Sunday, March 11, 2012

Totalitarianism: All the Rage

Totalitarianism is becoming more popular in the West. Australia is discussing the implementation of a "News Media Council", which, like the Ministry of Truth, would have the power to reprimand news organizations that it thought were being "irresponsible." The American left is forever advocating various forms of restriction of speech in the name of tolerance. The term "hate speech" has been expanded to cover any form of speech critical to them or things they like. In Canada a bureau with the Orwellian name of "Human Rights Commission" has been prosecuting people who run afoul of dicates against speech critical of certain ethnic groups, especially Islam. News organizations have been sympathetic to Muslim insistance that Islam not be criticized, and so they self-censor in a way that they will not to protect Christianity and other religions.

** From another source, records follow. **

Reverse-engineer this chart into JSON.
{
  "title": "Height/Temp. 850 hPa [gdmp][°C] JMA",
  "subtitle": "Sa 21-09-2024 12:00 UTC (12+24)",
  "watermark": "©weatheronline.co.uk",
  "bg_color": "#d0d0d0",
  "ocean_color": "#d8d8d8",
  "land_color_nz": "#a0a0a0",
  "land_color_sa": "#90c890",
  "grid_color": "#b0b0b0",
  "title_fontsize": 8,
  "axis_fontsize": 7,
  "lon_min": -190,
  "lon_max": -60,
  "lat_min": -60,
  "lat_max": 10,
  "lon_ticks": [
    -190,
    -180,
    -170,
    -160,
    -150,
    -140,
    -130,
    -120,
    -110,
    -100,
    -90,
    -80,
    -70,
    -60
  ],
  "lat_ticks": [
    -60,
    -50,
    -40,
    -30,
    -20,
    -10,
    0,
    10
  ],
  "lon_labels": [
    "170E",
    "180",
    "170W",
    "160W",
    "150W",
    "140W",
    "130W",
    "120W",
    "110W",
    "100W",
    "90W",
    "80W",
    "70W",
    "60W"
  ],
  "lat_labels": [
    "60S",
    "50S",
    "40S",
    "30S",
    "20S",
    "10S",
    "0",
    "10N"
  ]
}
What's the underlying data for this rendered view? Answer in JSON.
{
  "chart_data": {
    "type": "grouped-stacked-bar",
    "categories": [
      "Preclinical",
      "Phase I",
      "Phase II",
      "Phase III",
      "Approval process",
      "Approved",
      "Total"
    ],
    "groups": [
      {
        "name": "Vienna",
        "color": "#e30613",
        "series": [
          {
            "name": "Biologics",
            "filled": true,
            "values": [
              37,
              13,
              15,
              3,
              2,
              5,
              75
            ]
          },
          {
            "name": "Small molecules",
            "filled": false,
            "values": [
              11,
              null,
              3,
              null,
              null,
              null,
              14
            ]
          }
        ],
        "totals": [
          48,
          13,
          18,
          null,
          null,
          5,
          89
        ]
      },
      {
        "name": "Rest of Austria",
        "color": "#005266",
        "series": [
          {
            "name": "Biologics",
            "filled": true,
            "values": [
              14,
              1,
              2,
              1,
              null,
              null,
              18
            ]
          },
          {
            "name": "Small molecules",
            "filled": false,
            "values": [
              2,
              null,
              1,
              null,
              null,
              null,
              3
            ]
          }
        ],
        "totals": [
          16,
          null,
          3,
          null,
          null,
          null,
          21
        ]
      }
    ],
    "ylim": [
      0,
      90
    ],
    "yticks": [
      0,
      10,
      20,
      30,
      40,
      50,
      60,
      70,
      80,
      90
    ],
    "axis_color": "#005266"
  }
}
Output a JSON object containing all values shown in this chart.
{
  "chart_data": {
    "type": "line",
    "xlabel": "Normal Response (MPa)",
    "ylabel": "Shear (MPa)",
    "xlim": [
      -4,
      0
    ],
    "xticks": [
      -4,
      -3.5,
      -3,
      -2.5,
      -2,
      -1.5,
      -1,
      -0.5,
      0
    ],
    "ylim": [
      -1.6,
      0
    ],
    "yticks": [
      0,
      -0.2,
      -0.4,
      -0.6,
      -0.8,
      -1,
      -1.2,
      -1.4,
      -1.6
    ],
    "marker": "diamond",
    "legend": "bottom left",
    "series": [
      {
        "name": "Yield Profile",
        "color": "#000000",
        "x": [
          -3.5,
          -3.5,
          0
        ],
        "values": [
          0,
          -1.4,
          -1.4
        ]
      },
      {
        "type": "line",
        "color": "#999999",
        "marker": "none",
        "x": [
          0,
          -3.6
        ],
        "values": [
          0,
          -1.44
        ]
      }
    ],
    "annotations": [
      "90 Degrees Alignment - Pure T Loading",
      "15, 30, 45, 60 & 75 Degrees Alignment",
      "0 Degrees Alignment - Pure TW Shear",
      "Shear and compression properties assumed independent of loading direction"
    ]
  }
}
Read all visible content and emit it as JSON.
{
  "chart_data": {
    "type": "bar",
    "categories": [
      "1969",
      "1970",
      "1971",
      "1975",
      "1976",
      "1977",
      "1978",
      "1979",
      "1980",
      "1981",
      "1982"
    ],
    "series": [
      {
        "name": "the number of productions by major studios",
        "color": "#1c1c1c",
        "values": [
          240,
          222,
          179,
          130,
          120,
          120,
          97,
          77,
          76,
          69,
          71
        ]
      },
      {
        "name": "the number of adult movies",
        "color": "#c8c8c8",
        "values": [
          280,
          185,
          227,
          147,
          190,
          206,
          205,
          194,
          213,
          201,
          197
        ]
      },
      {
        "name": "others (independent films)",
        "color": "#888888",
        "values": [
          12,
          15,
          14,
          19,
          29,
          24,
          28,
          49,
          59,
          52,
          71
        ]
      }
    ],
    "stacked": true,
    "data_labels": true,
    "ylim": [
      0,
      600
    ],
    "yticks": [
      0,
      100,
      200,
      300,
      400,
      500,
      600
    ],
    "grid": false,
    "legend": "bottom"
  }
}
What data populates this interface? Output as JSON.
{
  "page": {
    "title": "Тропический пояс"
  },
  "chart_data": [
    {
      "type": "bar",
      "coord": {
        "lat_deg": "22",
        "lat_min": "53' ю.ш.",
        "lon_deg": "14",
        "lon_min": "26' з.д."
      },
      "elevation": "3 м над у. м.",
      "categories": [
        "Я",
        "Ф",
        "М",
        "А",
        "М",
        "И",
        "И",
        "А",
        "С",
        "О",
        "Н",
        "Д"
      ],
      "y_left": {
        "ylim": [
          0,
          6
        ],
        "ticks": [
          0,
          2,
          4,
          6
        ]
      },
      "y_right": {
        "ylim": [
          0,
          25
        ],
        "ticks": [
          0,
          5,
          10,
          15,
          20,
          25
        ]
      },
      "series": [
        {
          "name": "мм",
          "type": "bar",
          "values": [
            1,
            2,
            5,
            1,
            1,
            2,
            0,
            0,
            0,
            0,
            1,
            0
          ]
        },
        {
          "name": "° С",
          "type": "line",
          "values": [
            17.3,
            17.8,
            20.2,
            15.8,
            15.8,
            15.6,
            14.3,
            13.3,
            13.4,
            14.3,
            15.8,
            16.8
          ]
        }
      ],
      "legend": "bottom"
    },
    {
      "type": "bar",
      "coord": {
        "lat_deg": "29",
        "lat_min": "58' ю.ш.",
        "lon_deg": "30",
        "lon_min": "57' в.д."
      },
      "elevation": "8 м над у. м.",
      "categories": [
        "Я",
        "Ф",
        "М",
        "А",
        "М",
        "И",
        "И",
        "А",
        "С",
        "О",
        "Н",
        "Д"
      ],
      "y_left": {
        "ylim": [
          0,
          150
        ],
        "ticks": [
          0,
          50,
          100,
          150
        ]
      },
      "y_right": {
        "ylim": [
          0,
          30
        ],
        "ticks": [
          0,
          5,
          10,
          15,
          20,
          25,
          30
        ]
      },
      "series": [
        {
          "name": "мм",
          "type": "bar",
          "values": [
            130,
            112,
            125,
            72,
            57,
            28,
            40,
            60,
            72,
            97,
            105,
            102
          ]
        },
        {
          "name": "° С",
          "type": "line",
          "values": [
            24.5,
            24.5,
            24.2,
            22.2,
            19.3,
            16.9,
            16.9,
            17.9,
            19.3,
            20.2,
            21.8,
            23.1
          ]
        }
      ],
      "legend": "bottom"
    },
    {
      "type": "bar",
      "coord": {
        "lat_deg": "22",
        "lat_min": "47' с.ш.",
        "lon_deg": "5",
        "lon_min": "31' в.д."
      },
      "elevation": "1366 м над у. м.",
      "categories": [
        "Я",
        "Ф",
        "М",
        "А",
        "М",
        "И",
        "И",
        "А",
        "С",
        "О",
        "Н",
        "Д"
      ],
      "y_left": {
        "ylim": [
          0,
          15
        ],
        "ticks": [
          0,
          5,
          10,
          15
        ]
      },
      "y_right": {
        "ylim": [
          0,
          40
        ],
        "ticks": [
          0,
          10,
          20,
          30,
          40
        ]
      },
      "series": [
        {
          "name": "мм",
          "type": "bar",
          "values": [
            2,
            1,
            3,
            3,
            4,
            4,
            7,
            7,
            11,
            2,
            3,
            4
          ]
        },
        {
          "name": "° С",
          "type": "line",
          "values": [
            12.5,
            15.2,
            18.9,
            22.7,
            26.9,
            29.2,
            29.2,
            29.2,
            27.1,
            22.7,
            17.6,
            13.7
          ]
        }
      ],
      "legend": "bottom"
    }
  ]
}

One gets the impression that many of these people long for the regularity and regimentation of the totalitarian society. Commentators such as Thomas Friedman at the New York Times wax eloquent in their praise of the Chinese Communist government that can get things done without the obstructions thrown up by democracy. Over at The Nation magazine when they publish stories about free speech it is often about the "right" of left wing mobs to occupy buildings and disrupt business and services on a campus or some other venue. The "right" most of all to shut down the free speech of others. The "right" in other words to use intimidation and even violence in the name of some leftist cause. The "right" to act like a bunch of brownshirts.

It never seems to dawn on them that their own concerns and passions might be the ones crushed by such a regime. Many of them are so used to being in the elite that they can't imagine it otherwise. They did whatever it takes to become one of the elite, they will do whatever it takes to stay in the elite, but what they don't realize it that it might not be in their hands, that things like identity can be used to exclude them. For example, in Cambodia it was simple markers of identity, the possession of reading glasses, the possession of books, that decided who would go to the killing fields.